そうなのだ。ここが先生のすごいところだと思う。なつをは思った。先生は相談者に対してかなり先のこと・・・たとえば半年先とか一年以上先とか・・・まで計画を提示することがよくある。「相談者にとっては、先の計画は知りたいところでもあり、しかし本当に出来るのだろうかと不安になるところでもあるのです。」以前先生は言っていた。実際その通りだと思う。以前、少し自慢も込めてだったと思うが、「並のカウンセラーの場合、ここで、目先の行動課題だけ提示してお茶を濁すことが多いわけです。」と言っていた。ちなみに逆はないそうだ。相談者を不安にさせてでも未来の計画をバッチリ提示するというカウンセラーはお客が寄りつかなくなるから廃業につながるらしい。本当に「解決する」という信念に従えば客離れのリスクと直面し、お客さんの安心を優先すれば、目先のことだけ言うカウンセラーになってしまう。商売として成り立たせながら、大事な仕事を行っていく。もうそれだけでかなり難しいことなのだと、なつをはその時思ったのだった。
ただ、先生はそれほど難しそうな顔をしていなかった。「そのために、図で書くんです。」と楽しそうに語っていた。「いま問題で行き詰まっている人ほど、目の前の人、たとえばカウンセラーに『今言われたこと』に囚われてしまう傾向があります。つまり一年先の計画をこちらは話しているつもりでも、聞いている方は『今すぐその課題をしなくてはいけないのか。自分にはとてもできない』と暗い気持ちになってしまう、ということです。」どうすればいいんですか、と聞いたなつをに先生は「だから、図にして、いま全体の中のどこを話しているのか目で見て分かるように説明することが大事なのです」と答えた。
なつをはその時、こんなことも質問したのだった。「そもそもだいぶ先の計画を、なぜ言う必要があるのですか?」先生の答えはこうだった。「なぜって、それは、相談者を否定しないためですよ。たとえば、彼氏ができないという相談にいらっしゃったとします。こちらとしてはたとえば『運命の相手メソッド』とか、直接出会いにアプローチする方法論は持っているわけですが、話を聞いていくと、どうも今はまだ、この人は、それにチャレンジするには心が十分回復していない、と感じたとします。
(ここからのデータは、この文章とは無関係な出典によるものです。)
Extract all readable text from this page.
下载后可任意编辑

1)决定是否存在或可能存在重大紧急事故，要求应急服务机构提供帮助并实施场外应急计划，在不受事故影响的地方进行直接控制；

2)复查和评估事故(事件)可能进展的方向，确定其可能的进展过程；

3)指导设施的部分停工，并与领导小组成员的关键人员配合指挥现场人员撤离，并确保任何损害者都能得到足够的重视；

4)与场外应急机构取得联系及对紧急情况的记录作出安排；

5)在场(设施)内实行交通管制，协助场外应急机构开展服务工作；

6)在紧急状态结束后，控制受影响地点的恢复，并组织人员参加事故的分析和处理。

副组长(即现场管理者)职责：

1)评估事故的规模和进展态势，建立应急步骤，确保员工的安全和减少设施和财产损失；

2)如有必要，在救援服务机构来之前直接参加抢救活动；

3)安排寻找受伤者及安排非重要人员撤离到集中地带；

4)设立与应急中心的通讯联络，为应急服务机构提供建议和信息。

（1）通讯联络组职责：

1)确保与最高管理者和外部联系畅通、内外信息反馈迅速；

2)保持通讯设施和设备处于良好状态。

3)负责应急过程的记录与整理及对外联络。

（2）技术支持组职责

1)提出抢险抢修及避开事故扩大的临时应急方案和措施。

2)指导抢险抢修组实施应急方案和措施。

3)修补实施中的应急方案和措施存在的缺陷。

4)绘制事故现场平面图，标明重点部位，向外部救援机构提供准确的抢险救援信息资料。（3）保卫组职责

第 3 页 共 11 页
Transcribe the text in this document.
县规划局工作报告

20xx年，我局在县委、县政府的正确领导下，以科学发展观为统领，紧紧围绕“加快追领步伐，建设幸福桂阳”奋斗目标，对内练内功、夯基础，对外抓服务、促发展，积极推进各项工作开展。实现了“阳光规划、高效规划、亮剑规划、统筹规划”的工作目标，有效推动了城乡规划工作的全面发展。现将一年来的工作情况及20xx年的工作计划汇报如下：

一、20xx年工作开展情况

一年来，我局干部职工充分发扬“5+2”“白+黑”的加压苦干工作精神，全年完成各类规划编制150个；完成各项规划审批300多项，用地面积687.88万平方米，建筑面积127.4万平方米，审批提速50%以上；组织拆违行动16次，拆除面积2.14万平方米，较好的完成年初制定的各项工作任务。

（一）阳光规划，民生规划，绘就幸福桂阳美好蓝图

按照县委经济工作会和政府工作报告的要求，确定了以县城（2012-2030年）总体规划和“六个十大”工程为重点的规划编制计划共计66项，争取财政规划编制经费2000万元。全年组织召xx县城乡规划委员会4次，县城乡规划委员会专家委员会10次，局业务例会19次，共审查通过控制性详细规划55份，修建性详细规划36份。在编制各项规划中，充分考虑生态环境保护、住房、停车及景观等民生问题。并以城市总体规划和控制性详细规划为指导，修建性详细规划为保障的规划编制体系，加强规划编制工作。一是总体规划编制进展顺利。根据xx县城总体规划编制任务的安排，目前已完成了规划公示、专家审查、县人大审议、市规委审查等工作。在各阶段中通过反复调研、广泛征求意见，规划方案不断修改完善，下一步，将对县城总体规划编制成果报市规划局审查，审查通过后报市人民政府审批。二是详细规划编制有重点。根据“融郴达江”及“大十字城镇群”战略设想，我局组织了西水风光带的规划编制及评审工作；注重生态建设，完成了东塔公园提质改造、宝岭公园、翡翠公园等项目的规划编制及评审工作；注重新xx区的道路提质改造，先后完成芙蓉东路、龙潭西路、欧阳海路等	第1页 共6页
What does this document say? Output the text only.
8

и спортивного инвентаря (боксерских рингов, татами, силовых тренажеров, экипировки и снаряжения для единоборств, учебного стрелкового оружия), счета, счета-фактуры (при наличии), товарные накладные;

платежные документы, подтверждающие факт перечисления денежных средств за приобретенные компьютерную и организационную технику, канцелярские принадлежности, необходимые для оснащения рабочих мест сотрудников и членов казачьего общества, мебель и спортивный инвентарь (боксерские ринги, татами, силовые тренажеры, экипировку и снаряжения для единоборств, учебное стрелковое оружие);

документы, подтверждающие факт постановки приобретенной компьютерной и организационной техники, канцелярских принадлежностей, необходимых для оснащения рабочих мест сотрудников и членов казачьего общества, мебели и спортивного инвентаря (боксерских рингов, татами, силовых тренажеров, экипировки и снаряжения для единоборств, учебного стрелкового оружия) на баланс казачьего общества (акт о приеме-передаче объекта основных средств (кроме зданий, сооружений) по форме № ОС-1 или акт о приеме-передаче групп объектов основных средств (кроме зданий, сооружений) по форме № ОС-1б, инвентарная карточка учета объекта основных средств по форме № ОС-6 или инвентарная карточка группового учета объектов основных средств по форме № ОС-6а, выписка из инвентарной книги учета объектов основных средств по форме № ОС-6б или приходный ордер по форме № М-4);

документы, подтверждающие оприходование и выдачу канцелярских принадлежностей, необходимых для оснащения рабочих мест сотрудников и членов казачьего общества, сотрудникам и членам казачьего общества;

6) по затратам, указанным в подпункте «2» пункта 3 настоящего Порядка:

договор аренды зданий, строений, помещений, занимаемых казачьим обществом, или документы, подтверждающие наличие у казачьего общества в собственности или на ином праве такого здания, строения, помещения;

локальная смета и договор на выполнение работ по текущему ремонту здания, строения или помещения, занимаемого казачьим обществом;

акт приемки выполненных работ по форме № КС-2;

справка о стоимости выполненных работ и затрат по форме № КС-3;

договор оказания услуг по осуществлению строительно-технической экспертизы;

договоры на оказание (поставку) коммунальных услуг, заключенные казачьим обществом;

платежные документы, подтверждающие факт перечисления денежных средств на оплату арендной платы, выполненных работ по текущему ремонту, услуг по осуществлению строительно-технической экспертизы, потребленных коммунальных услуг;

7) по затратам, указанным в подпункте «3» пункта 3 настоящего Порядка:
たとえば目先の解決策として、話を聞いてもらい、フォーカシングをして自分の心を回復させる取り組みが、今は大事、ということを提案することは、必要としても、そういうとき、なつを君なら、始めにクライアントが望んでいた『いい出会いを作るにはどうしたらいいか』という相談内容は、どうするのですか? それは今のあなたには無理だからやめたほうがいい、って言いますか? それとも、完全にその話題はタブーにして話さないことにする?」そうなのだ、クライアントが自ら求めているからこそ、それは今はやらない方がいい、このような手順でそこまでたどり着きましょう、という全体計画を言う必要があるのだった。
このようなジレンマの中、先生が試行錯誤の末、編み出したのが「図解すれば、いま不安な相談者も、意外と冷静に未来の計画を聞くことができる」という法則なのだった。これは心理学の教科書や心理カウンセリングの講座ではほぼ教えてもらえない現場の知恵だ。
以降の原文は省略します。